Windows service logs (Event ID 7045) are generated when new services are created on the local Windows machine. These events can be monitored to identify attempted backdoor service installation via PowerShell command strings in the Service File Name field. Services created with PowerShell commands, including base64 encoded data and the ‘-e’ or ‘-EncodedCommand’ switches, warrant further investigation.
- An attacker compromises a target Windows server machine via an exploited vulnerability.
- The attacker creates a service which will execute an encoded PowerShell command.

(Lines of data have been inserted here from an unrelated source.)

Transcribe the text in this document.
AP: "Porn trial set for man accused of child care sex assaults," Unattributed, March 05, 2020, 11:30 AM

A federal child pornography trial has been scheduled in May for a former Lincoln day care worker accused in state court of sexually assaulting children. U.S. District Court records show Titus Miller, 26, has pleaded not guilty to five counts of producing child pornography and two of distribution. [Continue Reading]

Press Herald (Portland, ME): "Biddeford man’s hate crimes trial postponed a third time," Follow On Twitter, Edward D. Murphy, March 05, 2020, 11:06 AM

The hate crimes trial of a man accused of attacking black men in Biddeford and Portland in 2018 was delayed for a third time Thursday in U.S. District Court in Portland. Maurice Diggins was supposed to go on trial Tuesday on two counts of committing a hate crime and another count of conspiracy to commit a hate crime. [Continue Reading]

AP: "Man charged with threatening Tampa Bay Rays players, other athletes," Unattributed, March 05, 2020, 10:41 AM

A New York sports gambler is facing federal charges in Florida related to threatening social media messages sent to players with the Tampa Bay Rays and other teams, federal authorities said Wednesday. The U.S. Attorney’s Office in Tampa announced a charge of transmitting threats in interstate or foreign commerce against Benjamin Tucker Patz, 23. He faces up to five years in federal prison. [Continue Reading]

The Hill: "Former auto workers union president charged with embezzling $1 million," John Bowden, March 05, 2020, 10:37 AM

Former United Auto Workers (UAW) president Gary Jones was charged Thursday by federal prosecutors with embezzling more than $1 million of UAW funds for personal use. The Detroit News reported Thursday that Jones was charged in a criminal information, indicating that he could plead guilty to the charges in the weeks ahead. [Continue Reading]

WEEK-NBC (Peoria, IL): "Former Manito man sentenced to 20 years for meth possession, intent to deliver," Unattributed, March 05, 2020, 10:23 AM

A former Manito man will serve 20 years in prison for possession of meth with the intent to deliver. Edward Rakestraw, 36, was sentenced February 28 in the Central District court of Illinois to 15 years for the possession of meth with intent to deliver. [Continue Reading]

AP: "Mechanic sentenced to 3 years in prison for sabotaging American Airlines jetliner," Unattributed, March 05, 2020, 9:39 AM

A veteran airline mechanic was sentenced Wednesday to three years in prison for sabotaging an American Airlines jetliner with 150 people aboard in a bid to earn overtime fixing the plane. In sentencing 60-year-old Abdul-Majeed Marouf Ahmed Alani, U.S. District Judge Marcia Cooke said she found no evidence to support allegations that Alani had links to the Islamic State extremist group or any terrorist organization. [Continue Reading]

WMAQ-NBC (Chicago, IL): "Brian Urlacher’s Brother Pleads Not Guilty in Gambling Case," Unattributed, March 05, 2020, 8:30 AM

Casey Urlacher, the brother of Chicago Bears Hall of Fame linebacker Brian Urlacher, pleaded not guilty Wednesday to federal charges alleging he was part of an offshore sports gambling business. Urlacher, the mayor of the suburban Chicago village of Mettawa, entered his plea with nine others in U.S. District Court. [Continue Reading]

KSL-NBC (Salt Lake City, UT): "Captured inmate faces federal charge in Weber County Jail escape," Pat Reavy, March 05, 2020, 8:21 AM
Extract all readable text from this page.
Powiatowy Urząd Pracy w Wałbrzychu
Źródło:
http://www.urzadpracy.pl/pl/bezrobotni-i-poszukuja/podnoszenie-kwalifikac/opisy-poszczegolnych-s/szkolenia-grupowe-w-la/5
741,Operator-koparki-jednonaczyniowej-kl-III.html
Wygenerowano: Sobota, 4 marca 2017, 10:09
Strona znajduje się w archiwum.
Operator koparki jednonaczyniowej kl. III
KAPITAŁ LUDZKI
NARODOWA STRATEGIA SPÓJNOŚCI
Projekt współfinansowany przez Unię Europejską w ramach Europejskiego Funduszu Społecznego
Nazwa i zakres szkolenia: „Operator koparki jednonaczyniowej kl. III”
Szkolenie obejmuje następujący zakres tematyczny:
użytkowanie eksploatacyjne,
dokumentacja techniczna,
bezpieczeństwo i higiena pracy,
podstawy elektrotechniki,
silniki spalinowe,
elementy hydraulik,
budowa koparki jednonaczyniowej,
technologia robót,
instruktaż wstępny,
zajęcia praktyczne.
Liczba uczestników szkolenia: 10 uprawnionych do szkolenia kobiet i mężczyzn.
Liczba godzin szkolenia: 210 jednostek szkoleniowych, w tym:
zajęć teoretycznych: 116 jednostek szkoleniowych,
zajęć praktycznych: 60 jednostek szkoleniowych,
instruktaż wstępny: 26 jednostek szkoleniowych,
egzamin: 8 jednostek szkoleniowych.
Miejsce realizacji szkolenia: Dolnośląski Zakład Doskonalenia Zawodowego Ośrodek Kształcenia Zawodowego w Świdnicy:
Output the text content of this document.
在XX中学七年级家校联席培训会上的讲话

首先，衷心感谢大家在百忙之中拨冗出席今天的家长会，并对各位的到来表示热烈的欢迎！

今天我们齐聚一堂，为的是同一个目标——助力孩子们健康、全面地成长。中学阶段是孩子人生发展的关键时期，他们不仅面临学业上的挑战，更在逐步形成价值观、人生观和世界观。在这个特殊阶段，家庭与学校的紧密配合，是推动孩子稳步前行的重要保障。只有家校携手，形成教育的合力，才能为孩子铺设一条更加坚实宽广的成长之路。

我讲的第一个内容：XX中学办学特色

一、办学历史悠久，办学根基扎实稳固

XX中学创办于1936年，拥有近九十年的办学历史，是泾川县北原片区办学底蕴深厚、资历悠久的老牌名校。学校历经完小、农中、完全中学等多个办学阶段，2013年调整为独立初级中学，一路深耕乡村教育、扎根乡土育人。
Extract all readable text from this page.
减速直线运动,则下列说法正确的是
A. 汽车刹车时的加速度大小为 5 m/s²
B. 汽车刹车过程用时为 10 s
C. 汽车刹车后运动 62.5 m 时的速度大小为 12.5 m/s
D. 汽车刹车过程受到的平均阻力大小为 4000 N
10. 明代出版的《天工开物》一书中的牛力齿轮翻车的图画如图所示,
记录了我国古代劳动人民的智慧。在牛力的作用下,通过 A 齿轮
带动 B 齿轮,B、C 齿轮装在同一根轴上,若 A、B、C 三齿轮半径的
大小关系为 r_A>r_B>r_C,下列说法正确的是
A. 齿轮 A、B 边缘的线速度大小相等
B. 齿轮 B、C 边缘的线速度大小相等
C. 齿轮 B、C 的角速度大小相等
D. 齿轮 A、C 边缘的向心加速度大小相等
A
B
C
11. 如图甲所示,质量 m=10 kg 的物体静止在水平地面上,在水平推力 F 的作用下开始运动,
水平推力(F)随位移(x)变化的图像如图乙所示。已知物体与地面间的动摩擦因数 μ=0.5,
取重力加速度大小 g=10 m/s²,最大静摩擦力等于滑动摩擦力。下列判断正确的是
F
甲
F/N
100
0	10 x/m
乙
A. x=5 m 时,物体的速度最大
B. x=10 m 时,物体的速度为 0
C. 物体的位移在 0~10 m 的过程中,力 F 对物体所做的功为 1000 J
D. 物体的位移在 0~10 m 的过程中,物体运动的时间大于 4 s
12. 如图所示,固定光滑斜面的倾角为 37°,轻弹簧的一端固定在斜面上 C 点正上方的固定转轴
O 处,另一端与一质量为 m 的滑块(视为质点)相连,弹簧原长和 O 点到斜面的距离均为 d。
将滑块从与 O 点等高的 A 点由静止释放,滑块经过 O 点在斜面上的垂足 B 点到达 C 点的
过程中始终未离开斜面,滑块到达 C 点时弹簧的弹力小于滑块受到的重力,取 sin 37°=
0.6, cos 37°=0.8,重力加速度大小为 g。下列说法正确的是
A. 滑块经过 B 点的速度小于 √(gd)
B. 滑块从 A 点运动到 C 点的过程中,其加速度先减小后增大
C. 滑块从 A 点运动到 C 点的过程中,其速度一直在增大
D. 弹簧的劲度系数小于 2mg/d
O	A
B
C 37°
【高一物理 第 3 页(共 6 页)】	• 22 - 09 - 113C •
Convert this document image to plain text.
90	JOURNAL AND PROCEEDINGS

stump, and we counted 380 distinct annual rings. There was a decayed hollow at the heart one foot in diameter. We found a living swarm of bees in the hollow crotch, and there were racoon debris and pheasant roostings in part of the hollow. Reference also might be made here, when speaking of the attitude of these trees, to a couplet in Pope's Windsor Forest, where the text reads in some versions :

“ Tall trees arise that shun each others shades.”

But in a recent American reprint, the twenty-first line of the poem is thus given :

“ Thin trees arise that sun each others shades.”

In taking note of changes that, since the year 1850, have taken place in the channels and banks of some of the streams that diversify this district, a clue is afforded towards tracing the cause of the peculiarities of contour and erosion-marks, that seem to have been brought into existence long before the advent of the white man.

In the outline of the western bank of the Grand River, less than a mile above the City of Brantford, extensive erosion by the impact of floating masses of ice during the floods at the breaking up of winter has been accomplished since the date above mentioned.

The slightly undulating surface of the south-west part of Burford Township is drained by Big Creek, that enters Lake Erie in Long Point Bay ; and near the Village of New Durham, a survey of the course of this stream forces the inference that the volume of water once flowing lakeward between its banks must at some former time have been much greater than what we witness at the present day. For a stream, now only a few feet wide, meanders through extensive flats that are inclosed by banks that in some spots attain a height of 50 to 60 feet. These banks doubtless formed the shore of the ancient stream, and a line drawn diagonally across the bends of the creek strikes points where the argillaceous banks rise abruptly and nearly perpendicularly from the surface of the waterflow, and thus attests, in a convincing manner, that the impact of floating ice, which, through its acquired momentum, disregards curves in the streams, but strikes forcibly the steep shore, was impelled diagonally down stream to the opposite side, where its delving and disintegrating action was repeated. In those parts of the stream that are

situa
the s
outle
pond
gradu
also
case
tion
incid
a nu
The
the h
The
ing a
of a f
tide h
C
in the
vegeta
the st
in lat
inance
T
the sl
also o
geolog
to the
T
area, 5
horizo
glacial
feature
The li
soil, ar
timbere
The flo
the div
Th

- When the service is started, it installs or runs a process that will backdoor the system or similar malicious activity.
Service installation is a post-compromise action and requires the attacker to have otherwise gained access to the system locally or remotely via exploited vulnerabilities.
Alert Logic Coverage
Alert Logic® has evaluated its customer base for exposure to the exploit and has developed signatures for mitigating the threat depending on the security service in place.
Detection of this threat is provided via the Alert Logic ActiveWatch for Log Manager™ service. Log messages are produced by the vulnerable system when an exploit of this type is leveraged. An incident will be generated in the Alert Logic console if these log messages are observed.
Recommendations for Mitigation
The attacker must have exploited some other entry vector to gain access to the local victim host. Ensure that all software on internet-facing hosts is up-to-date.